I shook myself awake and looked at my
surrounding. I instantly scrambled for a handhold.

It was night once again, and we were on top
of the Space Needle. Cain sat over me as I lay on the cold,
slippery steel of the roof. He was no old man now, but a young,
tall man with quick, inquisitive eyes. As I regained consciousness,
he stood and straightened his suit. He was well-dressed, almost
opulent, and strode toward the edge of the dish as if he wasn’t
six-hundred feet off the ground with a brisk wind blowing from the
south. At the precipice, Vivian and Tebor were waiting, looking
glum and cold in the night air.

“Good evening Detective,” Cain said, as I
risked pulling myself up to a sitting position.

“What’s going on?” I stammered. It was only
slightly less of a stupid question than: Where am I? Or: Who are
you? But I didn’t really care. All I wanted was to get back to the
Geneing. I wanted nothing else but the ignorant bliss of Eden. Why
had Cain brought me out of my perfect dream? What could be so
important that he would deny me that?

“You must accept my sincere apologies for
pulling you hence from the land of the lotus eaters,” he said. “But
your presence is required, once more, in the harsh, cruel, realm
fools call ‘reality.’” Cain was standing at the edge of the
Needle’s roof, looking down into the darkness. The wind whipped his
clothes so harshly around him, it surprised me that he wasn’t blown
clear of the rooftop. Tebor and Vivian were similarly buffeted,
Vivian’s hair forming a great mane behind her.

“I was...you were...there was,” my mind
reeled. I could vaguely remember before the bite. But it didn’t
matter. I looked at my wrist. Where Vivian’s knife had cut me there
was no wound. “How?” was the question I finally settled on.

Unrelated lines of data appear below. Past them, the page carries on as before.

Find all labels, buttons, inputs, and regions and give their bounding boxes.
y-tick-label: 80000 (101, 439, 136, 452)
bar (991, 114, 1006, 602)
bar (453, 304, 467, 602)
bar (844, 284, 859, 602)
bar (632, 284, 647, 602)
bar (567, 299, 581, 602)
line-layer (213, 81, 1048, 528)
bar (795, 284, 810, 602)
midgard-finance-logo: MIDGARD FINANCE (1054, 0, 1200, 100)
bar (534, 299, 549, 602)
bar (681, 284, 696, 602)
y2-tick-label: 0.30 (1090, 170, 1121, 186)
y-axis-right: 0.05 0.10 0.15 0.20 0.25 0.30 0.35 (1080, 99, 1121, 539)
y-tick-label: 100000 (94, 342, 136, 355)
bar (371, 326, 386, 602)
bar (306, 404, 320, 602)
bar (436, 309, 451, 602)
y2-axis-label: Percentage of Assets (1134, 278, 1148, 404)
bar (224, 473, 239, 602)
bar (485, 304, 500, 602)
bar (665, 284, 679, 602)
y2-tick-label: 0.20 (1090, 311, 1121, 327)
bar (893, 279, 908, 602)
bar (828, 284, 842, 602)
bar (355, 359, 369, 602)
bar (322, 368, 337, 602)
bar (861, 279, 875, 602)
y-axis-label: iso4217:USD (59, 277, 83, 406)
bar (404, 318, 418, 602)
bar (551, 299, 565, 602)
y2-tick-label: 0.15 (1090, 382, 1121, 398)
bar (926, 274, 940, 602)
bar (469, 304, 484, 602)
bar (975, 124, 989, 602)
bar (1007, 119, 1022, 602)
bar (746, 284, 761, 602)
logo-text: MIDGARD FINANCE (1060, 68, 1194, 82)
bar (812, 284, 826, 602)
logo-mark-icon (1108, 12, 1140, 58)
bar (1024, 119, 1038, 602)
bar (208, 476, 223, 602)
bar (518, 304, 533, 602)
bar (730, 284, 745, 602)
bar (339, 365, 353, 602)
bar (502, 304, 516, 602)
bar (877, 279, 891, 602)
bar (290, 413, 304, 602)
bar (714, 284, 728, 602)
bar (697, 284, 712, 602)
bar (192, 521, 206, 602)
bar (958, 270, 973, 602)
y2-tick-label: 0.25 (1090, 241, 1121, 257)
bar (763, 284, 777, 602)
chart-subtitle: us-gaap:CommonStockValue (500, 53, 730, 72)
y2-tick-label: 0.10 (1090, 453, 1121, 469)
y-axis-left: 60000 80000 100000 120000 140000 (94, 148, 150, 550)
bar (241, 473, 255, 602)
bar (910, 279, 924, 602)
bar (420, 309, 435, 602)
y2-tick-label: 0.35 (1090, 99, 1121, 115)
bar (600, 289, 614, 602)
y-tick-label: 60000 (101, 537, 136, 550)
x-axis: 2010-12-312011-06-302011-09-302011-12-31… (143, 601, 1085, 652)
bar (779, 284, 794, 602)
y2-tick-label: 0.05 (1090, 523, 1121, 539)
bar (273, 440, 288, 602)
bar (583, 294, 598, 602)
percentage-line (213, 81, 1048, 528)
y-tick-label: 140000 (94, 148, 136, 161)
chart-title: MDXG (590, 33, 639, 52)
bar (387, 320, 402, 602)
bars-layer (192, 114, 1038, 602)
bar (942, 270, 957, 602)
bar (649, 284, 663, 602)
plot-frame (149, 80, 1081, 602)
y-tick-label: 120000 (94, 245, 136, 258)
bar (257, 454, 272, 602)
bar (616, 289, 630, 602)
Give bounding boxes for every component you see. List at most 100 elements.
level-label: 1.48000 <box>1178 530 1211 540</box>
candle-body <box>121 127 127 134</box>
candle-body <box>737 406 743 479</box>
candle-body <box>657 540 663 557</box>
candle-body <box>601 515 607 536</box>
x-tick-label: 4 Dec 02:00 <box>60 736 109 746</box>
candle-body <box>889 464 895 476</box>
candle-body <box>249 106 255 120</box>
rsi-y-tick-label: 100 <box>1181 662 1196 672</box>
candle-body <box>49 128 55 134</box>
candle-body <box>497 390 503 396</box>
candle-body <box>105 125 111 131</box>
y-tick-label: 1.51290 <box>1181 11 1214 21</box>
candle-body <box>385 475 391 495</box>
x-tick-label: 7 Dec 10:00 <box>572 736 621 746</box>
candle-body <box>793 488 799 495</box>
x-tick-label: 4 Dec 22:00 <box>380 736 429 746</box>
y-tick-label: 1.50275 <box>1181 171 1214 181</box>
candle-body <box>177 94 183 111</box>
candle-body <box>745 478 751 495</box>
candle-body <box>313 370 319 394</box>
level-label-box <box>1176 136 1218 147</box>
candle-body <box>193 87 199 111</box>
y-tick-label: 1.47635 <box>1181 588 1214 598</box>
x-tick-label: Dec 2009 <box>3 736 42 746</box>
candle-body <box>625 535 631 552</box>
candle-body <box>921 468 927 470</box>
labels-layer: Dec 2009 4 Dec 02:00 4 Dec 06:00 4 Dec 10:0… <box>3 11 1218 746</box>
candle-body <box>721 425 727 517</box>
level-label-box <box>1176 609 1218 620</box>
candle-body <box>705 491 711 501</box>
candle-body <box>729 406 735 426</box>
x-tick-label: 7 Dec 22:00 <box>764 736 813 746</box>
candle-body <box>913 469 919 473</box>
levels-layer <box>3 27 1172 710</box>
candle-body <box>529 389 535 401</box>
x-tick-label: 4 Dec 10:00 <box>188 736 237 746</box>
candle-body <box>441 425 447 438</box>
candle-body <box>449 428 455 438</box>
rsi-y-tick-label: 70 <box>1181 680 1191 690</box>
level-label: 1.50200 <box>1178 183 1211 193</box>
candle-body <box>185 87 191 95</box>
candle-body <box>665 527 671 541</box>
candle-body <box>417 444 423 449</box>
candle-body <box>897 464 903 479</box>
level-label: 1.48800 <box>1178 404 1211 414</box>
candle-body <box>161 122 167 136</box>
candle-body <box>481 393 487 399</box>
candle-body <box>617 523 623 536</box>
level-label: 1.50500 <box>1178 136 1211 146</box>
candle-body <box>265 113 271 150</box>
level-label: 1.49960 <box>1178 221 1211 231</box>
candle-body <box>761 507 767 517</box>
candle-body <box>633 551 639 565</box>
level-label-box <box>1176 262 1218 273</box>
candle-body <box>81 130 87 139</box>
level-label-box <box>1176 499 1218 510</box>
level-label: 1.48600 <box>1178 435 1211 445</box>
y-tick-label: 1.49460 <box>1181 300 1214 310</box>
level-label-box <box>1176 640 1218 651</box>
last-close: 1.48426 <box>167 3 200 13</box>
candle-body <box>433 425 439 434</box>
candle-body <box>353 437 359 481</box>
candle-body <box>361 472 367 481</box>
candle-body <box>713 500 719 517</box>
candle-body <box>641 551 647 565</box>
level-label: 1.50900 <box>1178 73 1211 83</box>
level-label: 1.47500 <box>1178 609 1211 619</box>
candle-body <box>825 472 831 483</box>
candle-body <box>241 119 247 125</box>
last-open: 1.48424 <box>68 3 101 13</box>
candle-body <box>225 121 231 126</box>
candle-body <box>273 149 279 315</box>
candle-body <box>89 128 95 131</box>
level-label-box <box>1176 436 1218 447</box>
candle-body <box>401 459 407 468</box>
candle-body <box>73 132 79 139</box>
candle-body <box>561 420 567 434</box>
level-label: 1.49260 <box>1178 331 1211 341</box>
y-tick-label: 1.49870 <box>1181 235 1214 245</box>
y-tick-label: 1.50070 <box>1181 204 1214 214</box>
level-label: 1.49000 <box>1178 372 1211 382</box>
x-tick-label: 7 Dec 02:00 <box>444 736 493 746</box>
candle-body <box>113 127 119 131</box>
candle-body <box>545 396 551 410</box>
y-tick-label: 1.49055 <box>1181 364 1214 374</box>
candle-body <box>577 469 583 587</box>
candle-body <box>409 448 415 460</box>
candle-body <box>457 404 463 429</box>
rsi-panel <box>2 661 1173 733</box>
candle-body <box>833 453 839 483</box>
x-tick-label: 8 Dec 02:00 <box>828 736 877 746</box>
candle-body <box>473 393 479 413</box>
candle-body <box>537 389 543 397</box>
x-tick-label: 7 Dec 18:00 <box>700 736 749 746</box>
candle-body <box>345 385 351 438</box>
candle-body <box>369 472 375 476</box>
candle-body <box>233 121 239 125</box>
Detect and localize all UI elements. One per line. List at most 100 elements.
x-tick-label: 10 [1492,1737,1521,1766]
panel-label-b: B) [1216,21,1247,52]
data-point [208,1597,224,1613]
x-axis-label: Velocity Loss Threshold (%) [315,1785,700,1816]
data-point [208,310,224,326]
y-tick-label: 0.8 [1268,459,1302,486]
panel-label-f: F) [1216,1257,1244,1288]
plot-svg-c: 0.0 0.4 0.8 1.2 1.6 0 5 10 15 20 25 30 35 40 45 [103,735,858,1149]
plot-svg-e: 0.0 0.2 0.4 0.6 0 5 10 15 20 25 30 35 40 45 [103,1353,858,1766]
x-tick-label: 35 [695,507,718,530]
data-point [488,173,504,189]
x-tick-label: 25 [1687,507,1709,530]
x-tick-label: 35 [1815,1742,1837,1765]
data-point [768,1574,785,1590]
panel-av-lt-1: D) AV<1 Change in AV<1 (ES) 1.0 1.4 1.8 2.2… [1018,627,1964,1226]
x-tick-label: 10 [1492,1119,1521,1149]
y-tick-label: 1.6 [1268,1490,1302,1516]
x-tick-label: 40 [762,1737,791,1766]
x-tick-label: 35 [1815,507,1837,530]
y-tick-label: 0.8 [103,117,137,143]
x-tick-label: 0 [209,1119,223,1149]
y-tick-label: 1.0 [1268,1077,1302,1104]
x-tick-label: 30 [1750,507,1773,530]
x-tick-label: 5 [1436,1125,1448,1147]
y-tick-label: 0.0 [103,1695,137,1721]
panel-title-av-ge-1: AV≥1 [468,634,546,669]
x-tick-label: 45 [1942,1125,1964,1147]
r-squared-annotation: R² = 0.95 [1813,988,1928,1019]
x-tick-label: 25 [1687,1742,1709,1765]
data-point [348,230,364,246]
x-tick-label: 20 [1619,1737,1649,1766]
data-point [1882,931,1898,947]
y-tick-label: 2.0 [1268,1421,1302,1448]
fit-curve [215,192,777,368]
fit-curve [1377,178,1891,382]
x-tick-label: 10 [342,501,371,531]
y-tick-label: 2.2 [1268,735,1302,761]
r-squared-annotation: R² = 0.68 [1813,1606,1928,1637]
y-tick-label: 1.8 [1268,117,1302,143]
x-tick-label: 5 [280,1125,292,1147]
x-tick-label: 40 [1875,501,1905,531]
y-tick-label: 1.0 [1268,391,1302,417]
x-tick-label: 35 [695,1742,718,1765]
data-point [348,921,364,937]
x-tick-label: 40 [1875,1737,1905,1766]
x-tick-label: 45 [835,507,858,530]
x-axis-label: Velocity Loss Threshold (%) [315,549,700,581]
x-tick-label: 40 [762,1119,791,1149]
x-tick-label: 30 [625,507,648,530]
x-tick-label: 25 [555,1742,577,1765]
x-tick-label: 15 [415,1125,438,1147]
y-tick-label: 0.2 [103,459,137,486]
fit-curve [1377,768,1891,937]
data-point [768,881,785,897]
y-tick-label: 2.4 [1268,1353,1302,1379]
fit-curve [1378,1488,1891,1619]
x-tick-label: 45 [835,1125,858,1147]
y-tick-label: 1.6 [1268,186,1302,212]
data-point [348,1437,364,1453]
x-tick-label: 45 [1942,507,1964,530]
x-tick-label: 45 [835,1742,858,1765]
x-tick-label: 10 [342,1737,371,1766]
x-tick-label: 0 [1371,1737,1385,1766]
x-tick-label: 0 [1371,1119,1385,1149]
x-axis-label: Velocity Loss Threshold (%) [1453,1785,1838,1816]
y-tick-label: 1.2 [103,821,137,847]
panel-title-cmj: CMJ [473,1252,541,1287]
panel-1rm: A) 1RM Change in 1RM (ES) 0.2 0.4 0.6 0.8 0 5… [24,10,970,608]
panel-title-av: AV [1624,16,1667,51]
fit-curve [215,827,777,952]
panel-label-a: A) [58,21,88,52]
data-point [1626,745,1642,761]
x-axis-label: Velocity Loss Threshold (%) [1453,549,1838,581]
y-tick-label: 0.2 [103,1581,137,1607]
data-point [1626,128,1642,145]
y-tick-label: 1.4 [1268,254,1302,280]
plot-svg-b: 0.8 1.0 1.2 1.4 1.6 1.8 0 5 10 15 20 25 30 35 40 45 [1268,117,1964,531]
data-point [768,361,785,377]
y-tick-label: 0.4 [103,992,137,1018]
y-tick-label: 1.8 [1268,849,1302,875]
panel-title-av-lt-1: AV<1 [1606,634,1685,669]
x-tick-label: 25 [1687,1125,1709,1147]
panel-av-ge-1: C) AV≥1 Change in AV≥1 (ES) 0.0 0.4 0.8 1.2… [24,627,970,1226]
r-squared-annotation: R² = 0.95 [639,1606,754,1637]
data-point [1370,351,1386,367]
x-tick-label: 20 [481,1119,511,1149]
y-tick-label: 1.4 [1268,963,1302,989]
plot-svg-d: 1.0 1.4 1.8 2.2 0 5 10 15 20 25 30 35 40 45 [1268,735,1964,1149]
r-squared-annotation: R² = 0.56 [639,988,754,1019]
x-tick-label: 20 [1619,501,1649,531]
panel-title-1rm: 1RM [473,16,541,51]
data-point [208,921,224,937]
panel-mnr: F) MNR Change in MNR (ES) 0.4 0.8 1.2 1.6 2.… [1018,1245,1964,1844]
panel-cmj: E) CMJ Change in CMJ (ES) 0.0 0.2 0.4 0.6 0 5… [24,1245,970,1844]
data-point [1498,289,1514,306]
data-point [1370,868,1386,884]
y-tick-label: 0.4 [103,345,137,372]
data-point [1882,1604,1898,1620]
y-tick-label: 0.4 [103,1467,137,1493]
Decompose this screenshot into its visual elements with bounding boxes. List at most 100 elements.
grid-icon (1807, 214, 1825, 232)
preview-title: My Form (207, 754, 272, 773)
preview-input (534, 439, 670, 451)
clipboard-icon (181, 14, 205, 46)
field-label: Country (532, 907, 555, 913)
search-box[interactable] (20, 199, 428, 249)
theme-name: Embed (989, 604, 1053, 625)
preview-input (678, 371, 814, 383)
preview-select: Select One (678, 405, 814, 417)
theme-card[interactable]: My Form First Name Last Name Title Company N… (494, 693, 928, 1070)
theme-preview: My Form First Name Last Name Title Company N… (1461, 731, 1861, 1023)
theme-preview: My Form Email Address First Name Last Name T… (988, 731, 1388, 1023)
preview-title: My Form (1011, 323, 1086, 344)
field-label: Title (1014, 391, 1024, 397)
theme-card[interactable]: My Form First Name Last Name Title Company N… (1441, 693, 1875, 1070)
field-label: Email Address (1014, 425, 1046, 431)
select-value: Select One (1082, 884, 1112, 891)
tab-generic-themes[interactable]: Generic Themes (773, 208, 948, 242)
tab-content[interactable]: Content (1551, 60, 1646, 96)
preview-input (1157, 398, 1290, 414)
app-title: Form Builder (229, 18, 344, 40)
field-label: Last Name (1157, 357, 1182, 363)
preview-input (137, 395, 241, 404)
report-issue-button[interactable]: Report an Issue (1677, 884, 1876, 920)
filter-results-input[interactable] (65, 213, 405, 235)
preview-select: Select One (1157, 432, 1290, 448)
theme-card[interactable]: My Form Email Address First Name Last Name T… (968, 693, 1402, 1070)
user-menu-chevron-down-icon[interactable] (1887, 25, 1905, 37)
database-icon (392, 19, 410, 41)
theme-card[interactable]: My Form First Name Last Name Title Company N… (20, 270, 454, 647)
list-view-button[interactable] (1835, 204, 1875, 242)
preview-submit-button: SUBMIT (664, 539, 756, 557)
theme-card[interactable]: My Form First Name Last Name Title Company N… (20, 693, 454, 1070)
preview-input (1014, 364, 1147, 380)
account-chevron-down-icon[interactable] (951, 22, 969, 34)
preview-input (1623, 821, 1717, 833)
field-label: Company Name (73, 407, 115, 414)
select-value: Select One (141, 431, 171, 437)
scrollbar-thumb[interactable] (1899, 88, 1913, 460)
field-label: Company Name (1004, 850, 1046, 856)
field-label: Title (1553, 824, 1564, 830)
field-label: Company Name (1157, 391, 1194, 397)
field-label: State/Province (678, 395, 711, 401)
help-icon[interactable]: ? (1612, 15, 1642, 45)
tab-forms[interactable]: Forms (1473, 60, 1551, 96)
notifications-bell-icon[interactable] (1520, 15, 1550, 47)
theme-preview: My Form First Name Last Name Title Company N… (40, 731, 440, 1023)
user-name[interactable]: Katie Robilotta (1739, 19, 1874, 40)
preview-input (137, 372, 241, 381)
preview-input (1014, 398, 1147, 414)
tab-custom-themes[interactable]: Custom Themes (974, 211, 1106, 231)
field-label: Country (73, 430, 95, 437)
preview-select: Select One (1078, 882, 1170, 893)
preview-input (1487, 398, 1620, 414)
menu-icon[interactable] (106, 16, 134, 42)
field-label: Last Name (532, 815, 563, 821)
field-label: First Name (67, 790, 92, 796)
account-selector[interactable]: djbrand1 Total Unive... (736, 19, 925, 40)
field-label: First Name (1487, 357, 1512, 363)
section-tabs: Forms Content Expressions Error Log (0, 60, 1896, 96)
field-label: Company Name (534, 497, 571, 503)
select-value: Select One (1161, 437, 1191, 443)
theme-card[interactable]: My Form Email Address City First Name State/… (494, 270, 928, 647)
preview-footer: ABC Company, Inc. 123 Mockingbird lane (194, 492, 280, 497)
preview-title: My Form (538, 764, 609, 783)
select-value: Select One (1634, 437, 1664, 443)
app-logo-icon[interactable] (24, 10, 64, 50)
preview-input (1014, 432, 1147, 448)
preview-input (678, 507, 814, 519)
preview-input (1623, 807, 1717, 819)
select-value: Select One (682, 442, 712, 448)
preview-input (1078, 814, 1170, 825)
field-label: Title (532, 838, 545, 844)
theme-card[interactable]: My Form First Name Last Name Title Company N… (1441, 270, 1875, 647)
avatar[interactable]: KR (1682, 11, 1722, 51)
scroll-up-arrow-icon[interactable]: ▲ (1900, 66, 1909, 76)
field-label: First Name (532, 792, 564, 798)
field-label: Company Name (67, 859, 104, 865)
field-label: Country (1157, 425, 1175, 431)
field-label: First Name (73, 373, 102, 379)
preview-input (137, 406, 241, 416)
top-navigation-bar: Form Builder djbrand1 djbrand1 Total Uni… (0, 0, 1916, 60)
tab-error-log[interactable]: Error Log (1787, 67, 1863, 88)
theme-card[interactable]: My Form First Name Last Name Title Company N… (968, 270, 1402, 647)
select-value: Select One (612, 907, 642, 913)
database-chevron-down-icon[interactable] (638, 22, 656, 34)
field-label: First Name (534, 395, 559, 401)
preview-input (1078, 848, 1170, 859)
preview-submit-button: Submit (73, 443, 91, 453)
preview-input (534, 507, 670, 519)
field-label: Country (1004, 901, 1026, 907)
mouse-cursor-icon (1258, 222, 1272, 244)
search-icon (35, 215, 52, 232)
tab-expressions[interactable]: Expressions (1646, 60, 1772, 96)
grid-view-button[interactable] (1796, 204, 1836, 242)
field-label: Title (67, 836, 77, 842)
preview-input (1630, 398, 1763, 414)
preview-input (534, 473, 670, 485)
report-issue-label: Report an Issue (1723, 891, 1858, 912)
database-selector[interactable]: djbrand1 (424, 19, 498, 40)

“The bliss I can give and I can take away,”
Cain said. “The Elysian Fields shall always be waiting, my friend.
My colleagues here tell me that I owe you a debt of thanks.” Cain
nodded at the dower-faced Tebor and Vivian. “They tell me that it
was you, Detective, who decoded Dark’s book, ran his ridiculous
little paper chase, and saved me from my interminable prison. For
this service, I greatly thank you.”

I didn’t know what to say. I hadn’t meant to
do it. I remembered meaning to do something very different. The
gun...

Cain bowed in gratitude, then shifted into
mocking imitation of his two, glum compatriots, comically frowning
and moping about. “The giant still thinks we should eat you,” Cain
said from behind his hand, point a thumb to Tebor. “And the girl
thinks you’re trouble. But they’re terminally shortsighted, as is
the tendency of our kind.

“When everything must be accomplished by
dawn, you often forget what great things you scurrying, little,
defenseless humans can accomplished in the daylight.” Cain turned
to look out over the lights of the city skyline. “You forget that
all of civilization grow while we slumbered, hiding from the sun.
All of it.” Cain gestured at the city lights. “Just look,
Detective, all the wonders of the world. I’ve seen them all. From
the Hanging Gardens of Babylon, to the harems of Ismail Ibn Sharif.
I’ve sailed between the legs of the Colossus and traveled the Silk
Road, from Constantine’s throne to the Forbidden City’s gate. I’ve
dined with Genghis Khan on the blood of his fallen foes and seduced
away Helen from her handsome Menelaus.